The move: Start in down dog and step your right foot forward between your hands. Lower your back knee to the ground. You may want to cushion your knee with a rolled-up section of your mat or a blanket.
Flex your right foot and slowly slide it forward until you feel the stretch in your hamstrings. Keep your hips over your left knee, draw your right toes toward you and fold over your right leg. Rest your hands on either side of your right leg on the floor or blocks. Stay here for 5–10 breaths, slowly come out, return to down dog and switch sides.
LEGS UP THE WALL
This pose is a balm to the legs. It relieves tired legs, increases circulation and gently stretches the backs of the legs.
The move: Sit with one hip next to a wall. Swing your legs up parallel to the wall as you lean back and rest your upper body on the ground, forming an L shape.

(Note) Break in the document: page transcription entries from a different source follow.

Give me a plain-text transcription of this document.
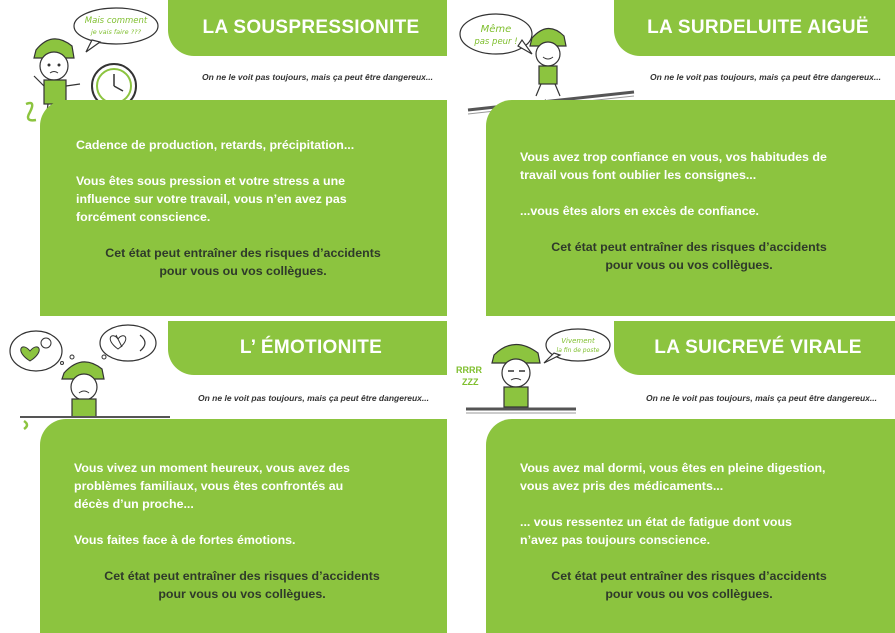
Mais comment
je vais faire ???	LA SOUSPRESSIONITE
On ne le voit pas toujours, mais ça peut être dangereux...

Cadence de production, retards, précipitation...

Vous êtes sous pression et votre stress a une
influence sur votre travail, vous n’en avez pas
forcément conscience.

Cet état peut entraîner des risques d’accidents
pour vous ou vos collègues.

Même
pas peur !
LA SURDELUITE AIGUË
On ne le voit pas toujours, mais ça peut être dangereux...

Vous avez trop confiance en vous, vos habitudes de
travail vous font oublier les consignes...

...vous êtes alors en excès de confiance.

Cet état peut entraîner des risques d’accidents
pour vous ou vos collègues.

L’ ÉMOTIONITE
On ne le voit pas toujours, mais ça peut être dangereux...

Vous vivez un moment heureux, vous avez des
problèmes familiaux, vous êtes confrontés au
décès d’un proche...

Vous faites face à de fortes émotions.

Cet état peut entraîner des risques d’accidents
pour vous ou vos collègues.

Vivement
la fin de poste
RRRR
ZZZ
LA SUICREVÉ VIRALE
On ne le voit pas toujours, mais ça peut être dangereux...

Vous avez mal dormi, vous êtes en pleine digestion,
vous avez pris des médicaments...

... vous ressentez un état de fatigue dont vous
n’avez pas toujours conscience.

Cet état peut entraîner des risques d’accidents
pour vous ou vos collègues.
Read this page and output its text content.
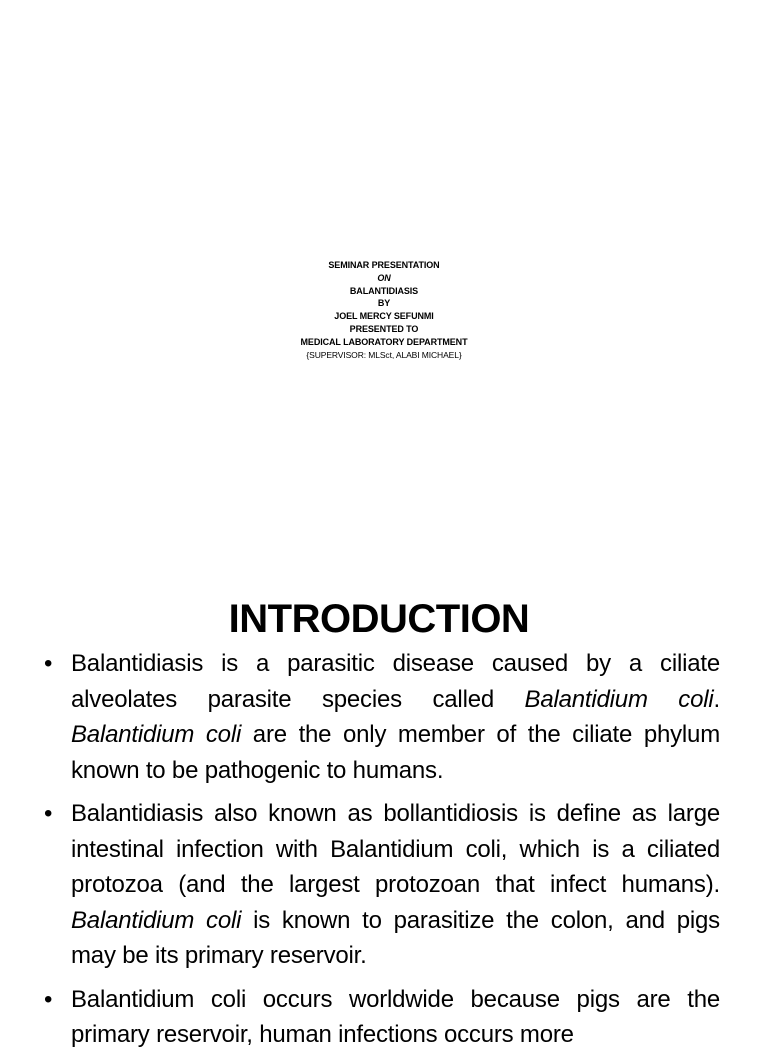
SEMINAR PRESENTATION
ON
BALANTIDIASIS
BY
JOEL MERCY SEFUNMI
PRESENTED TO
MEDICAL LABORATORY DEPARTMENT
{SUPERVISOR: MLSct, ALABI MICHAEL}
INTRODUCTION
• Balantidiasis is a parasitic disease caused by a ciliate alveolates parasite species called Balantidium coli. Balantidium coli are the only member of the ciliate phylum known to be pathogenic to humans.
• Balantidiasis also known as bollantidiosis is define as large intestinal infection with Balantidium coli, which is a ciliated protozoa (and the largest protozoan that infect humans). Balantidium coli is known to parasitize the colon, and pigs may be its primary reservoir.
• Balantidium coli occurs worldwide because pigs are the primary reservoir, human infections occurs more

If your hamstrings are tight, scoot your hips back a few inches from the wall or put a slight bend in your knees. For added support, you can also place a folded blanket or bolster beneath your low back. This will lift your butt off the ground slightly.
Rest your hands on your belly, lay them by your sides or form a goal-post shape with your palms facing upward to open up your chest.
Focus on long, slow breaths, keeping your inhales and exhales even. Hold this pose for 5–10 minutes. Then press your feet into the wall, lift your hips slightly and roll to one side. Stay on your side for a few breaths, taking your time to come out of the pose. Then return to a seated position.